Paniatowski grinned again.
‘Not to mention “biographer”,’ she said.
‘Aye, that’s another big word we’re best steering clear of,’ Charlie Woodend agreed.
‘Another possibility is that she might have been killed by a man who she kicked in the balls in the Rising Sun.’
Woodend chuckled again. ‘That should stop his sun rising for a while,’ he said. ‘Was he trying to pick her up?’
‘No, she was trying to pick his wife up.’
‘That’s two motives for you, then – damage to his pride, and damage to his goolies.’
‘And then there’s the line that Crane’s following. You remember Crane, don’t you? You met him once in the Drum.’
‘Aye, I think so. Is he the lad who looks like a poet?’
‘He is a poet.’
‘Is he, by God! Well, it takes all sorts to make a world, I suppose, and he seemed a bright lad, so he’ll probably go far.’
‘Anyway, just before she died, our victim was doing research on a murder that happened in Whitebridge in 1924.’
Woodend sighed. ‘When I were but a nipper,’ he said.

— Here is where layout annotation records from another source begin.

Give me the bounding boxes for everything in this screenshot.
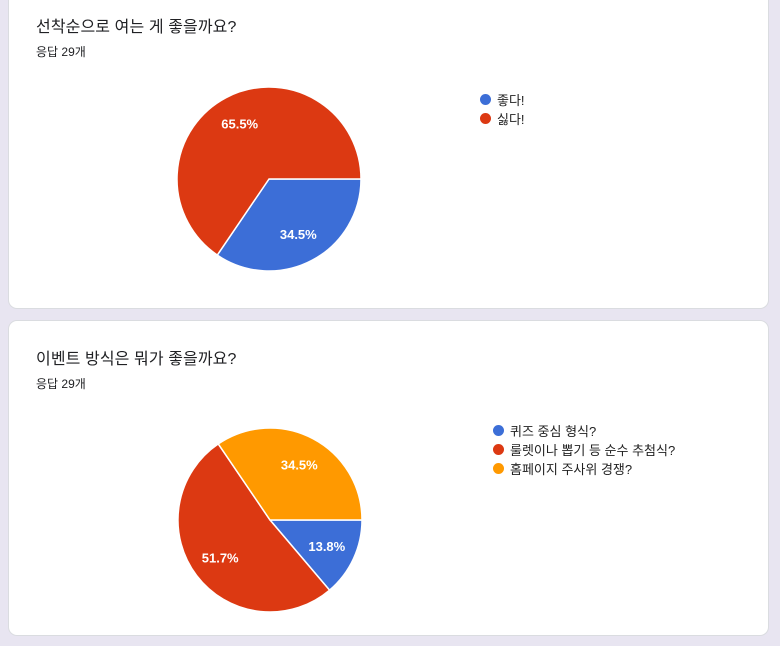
pie-slice: [177, 442, 331, 613]
legend-item: 홈페이지 주사위 경쟁?: [493, 459, 675, 478]
chart-legend: 좋다! 싫다!: [480, 90, 525, 128]
legend-color-dot: [480, 113, 491, 124]
question-title: 선착순으로 여는 게 좋을까요?: [36, 19, 237, 36]
response-count: 응답 29개: [36, 45, 86, 59]
slice-percent-label: 34.5%: [280, 227, 317, 242]
legend-item: 좋다!: [480, 90, 525, 109]
pie-slice: [217, 427, 363, 521]
response-count: 응답 29개: [36, 377, 86, 391]
slice-percent-label: 34.5%: [281, 457, 318, 472]
slice-percent-label: 65.5%: [221, 116, 258, 131]
legend-color-dot: [493, 463, 504, 474]
chart-legend: 퀴즈 중심 형식? 룰렛이나 뽑기 등 순수 추첨식? 홈페이지 주사위 경쟁?: [493, 421, 675, 478]
pie-slice: [176, 86, 362, 257]
question-card-1: 선착순으로 여는 게 좋을까요? 응답 29개 34.5% 65.5% 좋다! 싫다…: [8, 0, 769, 309]
legend-item: 퀴즈 중심 형식?: [493, 421, 675, 440]
legend-color-dot: [493, 425, 504, 436]
legend-color-dot: [480, 94, 491, 105]
pie-slice: [216, 178, 362, 272]
question-title: 이벤트 방식은 뭐가 좋을까요?: [36, 351, 237, 368]
pie-chart: 34.5% 65.5%: [176, 86, 362, 272]
slice-percent-label: 13.8%: [308, 539, 345, 554]
legend-label: 싫다!: [497, 112, 525, 127]
legend-label: 홈페이지 주사위 경쟁?: [510, 462, 633, 477]
pie-chart: 13.8% 51.7% 34.5%: [177, 427, 363, 613]
slice-percent-label: 51.7%: [202, 550, 239, 565]
legend-label: 룰렛이나 뽑기 등 순수 추첨식?: [510, 443, 676, 458]
legend-label: 좋다!: [497, 93, 525, 108]
pie-slice: [268, 519, 363, 592]
legend-color-dot: [493, 444, 504, 455]
legend-item: 싫다!: [480, 109, 525, 128]
legend-label: 퀴즈 중심 형식?: [510, 424, 597, 439]
legend-item: 룰렛이나 뽑기 등 순수 추첨식?: [493, 440, 675, 459]
question-card-2: 이벤트 방식은 뭐가 좋을까요? 응답 29개 13.8% 51.7% 34.5% …: [8, 320, 769, 636]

‘Yes, when you were but a nipper – with your bare arse hanging out of your short pants, and a slice of bread and dripping held firmly in your tiny right hand,’ Paniatowski said.
‘Aye, it were just like that,’ Woodend said nostalgically.
‘Now where was I?’ Paniatowski wondered.
‘You were saying that your victim was researching this murder that happened in 1924.’